The function is:$$f(x,y,z) = \begin{cases} x^2y^2z^2\sin(\frac{1}{xyz}), & \text{if $xyz\ne0$} \\ 0, & \text{if $xyz = 0$} \end{cases}$$
I need to say where is it differentiable, find the differential, and find at which points it is differentiable continuously.
At points where $xyz \ne 0 $, $f$ is a composition of two differentiable functions, thus it is differentiable.
Also I found that at each other point the partial derivatives equal zero, since for example: $$\lim\limits_{h \to 0} \frac{f(h,y,z)-f(0,y,z)}{h} = \lim\limits_{h \to 0} \frac{h^2y^2z^2\sin(\frac{1}{hyz})-0}{h} = \lim\limits_{h \to 0} hy^2z^2\sin(\frac{1}{hyz})=0$$
Now I know that the function is differentiable at those points if $$f(\mathbf{x}) - f(\mathbf{a}) - D(\mathbf{x}-\mathbf{a}) = o(\mathbf{x}-\mathbf{a})$$
where $D$ is the gradient which equals $(0,0,0)$ and $\mathbf{a}$ is a point where $xyz=0$, which means I need to show that: $$x^2y^2z^2\sin(\frac{1}{xyz}) = o(\mathbf{x}-\mathbf{a})$$ However that doesn't work for me. Does it mean that it is not differentiable at those points?

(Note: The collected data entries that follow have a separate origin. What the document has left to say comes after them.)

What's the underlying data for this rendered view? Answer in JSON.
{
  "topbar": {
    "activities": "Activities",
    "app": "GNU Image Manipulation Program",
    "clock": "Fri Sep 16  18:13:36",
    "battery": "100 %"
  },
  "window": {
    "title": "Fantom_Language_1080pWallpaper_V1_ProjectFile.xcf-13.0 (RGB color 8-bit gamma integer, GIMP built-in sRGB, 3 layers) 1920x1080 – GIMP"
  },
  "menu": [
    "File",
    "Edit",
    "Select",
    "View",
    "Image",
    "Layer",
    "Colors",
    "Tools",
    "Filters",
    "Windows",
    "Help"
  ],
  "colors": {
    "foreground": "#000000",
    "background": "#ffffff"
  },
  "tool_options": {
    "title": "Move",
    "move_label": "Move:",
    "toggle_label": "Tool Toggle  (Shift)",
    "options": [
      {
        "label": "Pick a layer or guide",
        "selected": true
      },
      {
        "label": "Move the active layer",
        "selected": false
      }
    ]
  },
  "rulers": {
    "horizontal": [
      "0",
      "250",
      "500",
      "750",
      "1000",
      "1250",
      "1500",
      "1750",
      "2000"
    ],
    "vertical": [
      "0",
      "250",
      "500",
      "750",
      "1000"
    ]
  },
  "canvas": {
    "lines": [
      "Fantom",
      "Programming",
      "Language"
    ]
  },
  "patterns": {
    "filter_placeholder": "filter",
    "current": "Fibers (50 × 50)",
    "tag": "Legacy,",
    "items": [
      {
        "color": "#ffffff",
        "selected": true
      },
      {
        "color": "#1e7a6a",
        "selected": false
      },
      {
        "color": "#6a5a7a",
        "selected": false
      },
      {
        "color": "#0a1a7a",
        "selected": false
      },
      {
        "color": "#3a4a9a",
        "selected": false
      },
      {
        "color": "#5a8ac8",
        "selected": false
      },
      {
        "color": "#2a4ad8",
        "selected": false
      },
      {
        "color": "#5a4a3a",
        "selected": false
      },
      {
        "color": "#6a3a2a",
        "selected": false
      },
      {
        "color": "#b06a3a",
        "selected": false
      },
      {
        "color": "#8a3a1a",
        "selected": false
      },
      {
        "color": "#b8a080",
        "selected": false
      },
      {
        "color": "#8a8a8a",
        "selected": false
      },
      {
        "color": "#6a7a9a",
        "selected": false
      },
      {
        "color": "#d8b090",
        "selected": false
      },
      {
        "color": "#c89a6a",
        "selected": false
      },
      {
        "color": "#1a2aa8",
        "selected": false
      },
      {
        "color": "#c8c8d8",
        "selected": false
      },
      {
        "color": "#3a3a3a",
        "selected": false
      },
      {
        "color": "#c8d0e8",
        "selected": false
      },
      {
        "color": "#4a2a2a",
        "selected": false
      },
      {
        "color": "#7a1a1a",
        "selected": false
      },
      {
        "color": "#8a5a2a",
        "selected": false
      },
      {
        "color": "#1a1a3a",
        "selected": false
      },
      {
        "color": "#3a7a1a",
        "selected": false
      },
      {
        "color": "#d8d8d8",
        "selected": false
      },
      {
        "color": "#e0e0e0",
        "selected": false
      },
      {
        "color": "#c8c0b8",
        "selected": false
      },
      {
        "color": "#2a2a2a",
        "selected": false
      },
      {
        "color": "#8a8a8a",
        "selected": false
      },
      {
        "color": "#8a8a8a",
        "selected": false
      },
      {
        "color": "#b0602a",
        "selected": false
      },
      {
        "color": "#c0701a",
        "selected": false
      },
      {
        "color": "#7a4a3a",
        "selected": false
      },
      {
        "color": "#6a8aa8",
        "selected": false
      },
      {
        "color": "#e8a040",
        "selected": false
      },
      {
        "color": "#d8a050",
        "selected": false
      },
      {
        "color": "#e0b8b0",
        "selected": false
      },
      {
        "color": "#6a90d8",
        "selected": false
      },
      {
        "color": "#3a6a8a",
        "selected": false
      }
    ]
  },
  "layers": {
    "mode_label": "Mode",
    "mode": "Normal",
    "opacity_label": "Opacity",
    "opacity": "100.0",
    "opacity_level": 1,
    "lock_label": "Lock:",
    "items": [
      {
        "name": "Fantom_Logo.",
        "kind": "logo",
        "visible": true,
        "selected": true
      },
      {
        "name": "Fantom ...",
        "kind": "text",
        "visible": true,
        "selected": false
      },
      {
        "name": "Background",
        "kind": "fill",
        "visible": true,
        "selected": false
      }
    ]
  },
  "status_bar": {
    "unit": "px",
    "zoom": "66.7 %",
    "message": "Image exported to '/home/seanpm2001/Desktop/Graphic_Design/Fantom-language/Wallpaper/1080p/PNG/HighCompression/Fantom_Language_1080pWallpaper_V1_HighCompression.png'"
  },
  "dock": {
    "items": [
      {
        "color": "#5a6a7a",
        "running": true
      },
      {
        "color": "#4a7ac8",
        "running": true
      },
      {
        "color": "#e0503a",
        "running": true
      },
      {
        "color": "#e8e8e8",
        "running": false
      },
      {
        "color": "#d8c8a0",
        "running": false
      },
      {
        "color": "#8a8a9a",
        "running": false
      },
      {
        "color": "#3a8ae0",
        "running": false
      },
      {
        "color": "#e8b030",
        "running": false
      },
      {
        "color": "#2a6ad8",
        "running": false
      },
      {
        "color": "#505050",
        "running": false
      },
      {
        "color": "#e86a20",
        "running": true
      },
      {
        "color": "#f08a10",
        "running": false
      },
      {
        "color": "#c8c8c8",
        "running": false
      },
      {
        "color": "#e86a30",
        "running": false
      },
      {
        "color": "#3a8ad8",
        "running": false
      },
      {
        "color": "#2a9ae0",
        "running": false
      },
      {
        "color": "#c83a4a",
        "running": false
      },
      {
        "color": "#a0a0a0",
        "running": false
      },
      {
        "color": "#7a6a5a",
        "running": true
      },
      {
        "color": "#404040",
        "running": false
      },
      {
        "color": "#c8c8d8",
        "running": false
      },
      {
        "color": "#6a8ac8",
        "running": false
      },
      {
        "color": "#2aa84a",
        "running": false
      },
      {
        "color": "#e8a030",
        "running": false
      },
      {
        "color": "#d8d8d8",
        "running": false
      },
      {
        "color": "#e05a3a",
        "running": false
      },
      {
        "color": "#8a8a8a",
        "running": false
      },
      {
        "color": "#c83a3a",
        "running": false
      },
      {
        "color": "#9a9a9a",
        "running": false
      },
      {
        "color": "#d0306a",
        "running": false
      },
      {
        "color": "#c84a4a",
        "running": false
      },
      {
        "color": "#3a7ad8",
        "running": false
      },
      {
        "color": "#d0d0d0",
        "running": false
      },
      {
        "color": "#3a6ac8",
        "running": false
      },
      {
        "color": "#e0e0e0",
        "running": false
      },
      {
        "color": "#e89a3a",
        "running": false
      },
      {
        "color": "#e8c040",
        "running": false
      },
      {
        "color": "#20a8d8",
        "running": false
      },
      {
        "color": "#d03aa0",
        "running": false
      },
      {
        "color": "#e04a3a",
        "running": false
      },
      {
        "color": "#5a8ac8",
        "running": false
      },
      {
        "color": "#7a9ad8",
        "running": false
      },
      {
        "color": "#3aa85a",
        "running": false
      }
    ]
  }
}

Moreover, by looking at the partial derivatives I came to the conclusion that $f$ is continuously differentiable at every point at which $xyz=0$, since the partial derivative, for example, contains the expression: $yz\cos(\frac{1}{xyz})$
Am I correct here?
The partial derivative doesn't just contain $yz\cos(1/xyz)$; it is $2xy^2z^2\sin(1/xyz) - yz\cos(1/xyz)$, where $xyz\ne0$. If the limit of this, as $xyz\to0$, is $0$ (the partial derivative where $xyz=0$), then $f$ is continuously differentiable where $xyz=0$; otherwise not. Actually, you need to do separately the points where one variable is $0$ (the coordinate planes), those where two variables are $0$ (the coordinate axes), and the point where all three are $0$ (the origin). By symmetry between the variables, it's continuously differentiable on the coordinate planes if the limit is $0$ as $x\to0$ with $y,z\ne0$ and as $y\to0$ with $x,z\ne0$; it's continuously differentiable on the coordinate axes if the limit is $0$ as $x,y\to0$ with $z\ne0$ and as $y,z\to0$ with $x\ne0$; and it's continously differentiable at the origin if the limit is $0$ as $x,y,z\to0$.
Wherever $f$ is continuously differentiable, it's differentiable, without having to check anything about $o(\mathbf{x}-\mathbf{a})$. For the places that you still need to check, by symmetry, you can assume that $x=0$ but $y,z\ne0$ at $\mathbf{a}$ (for $\mathbf{a}$ on a coordinate plane), $x,y=0$ but $z\ne0$ at $\mathbf{a}$ (for $\mathbf{a}$ on a coordinate axis), or $x,y,z=0$ at $\mathbf{a}$ (for $\mathbf{a}$ the origin). (But you won't actually have to all of these after the previous result.) So for example, if $x=0$ but $y,z\ne0$ at $\mathbf{a}$, you are looking at $\mathbf{a} = (0,y_1,z_1)$, so $\mathbf{x}=(x,y,z)$ with $x\to0$, $y\to y_1$, and $z\to z_1$, so $\lVert\mathbf{x}-\mathbf{a}\rVert = \sqrt{x^2+(y-y_1)^2+(z-z_1)^2}$, so you want to show that $$x^2y^2z^2\sin(1/xyz)/\sqrt{x^2+(y-y_1)^2+(z-z_1)^2} \to 0$$ as $(x,y,z)\to(0,y_1,z_1)$. Do you see how to do this?